Glorified high street herb-growers Holland & Barrett announced they were ending their involvement in the government’s unpaid work scheme late last week.
In a statement released on Thursday night, the firm stated: “…the 60 people currently undertaking the work experience scheme will be the last to complete the eight week placement. After this time Holland & Barrett will not participate further in that scheme.”
This, of course, is the Work Programme, the government’s much maligned attempt to abolish the national minimum wage by forcing unemployed people to work without pay. Anticipating a week of targeted protests by anti-workfare campaigners, Holland & Barrett ditched the government scheme in favour of their own ‘apprenticeship’ scheme, which itself will pay peanuts.
Shiv Malik, the Guardian reporter who has
jumped on the bandwagon reported fearlessly and tirelessly on the workfare saga, filed a report the following evening. In it, he wrote:
“The health and nutrition specialists, owned by NBTY Europe, said the decision was due to pressure from activists, which it alleged included assaults on staff and the prospect of further disruption at its stores this weekend.”
Assaults on staff? Really? It’s true that the protests would have included peaceful occupations of shops, and it’s also true that by its legal definition, ‘assault’ doesn’t require the actual application of physical force (merely the fear of it) – but what evidence is there that activists had assaulted staff?
Imagine if it had been the other way round – if a workfare protester had accused Holland & Barrett staff of assaulting them. Neither the Guardian nor any other newspaper would have published a breath of it without documentary evidence, video recording, or at least corroborating eye-witness testimony.
But because the company was accusing unnamed protesters, the accusation ran with the meaningless word “allegedly” – a get-out clause to avoid having to ascertain its veracity.
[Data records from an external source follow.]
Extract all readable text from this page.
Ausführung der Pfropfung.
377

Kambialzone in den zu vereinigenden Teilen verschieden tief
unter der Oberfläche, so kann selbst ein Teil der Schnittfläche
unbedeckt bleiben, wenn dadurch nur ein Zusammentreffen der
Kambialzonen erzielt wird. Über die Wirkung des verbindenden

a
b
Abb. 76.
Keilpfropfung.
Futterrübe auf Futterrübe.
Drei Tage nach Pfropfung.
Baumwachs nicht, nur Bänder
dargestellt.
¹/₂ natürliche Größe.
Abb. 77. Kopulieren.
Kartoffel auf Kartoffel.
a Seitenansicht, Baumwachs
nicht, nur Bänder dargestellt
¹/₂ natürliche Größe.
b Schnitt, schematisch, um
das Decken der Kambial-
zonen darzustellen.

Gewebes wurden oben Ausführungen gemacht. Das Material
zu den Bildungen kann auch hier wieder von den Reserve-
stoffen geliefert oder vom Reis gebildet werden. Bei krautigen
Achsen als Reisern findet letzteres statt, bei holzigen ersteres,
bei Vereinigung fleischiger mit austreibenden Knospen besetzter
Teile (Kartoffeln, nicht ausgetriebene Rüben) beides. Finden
I don’t believe for a moment that Shiv Malik intended to slur the protesters – not when Boycott Workfare are the source of half his stories. Partly this comes down to libel laws – a big, named high street chain can sue; unidentified generic protesters cannot.
But more than that, it is an example of one of the flaws of media coverage on a raft of matters – the favouring of ‘official’ testimony over that of protesters, the public, or anyone whose role in life does not start with capital letters.
This has happened before amid the workfare row. When a rash of employers pulled out (or pretended to pull out) of the Work Programme in February, employment minister Chris Grayling claimed that the protests were a front for the Socialist Workers Party. Right on cue, that night’s Newsnight had Emily Maitlis asking someone from the Socialist Party about workfare protesters being an SWP front (and if you know your hard left, you’ll know what a tangent that’s going down…). Grayling’s mere utterance of the allegation had the media scuttling around in his wake.
This can have a very damaging effect over an extended period. In the run-up to the Iraq War, official testimony as to Iraqi weapons of mass destruction went infamously unquestioned by many journalists and politicians.
Or there was the run-up to the credit crunch. The hard left warned for years about the growing debt bubble and over-reliance on the financial sector. It was all completely ignored, because all the ‘serious people’ were absolutely certain that debt-fuelled growth and an unregulated Square Mile were the tickets to eternal prosperity.
Listen to officialdom. Ignore the plebs. Apparently, the media has learned nothing since.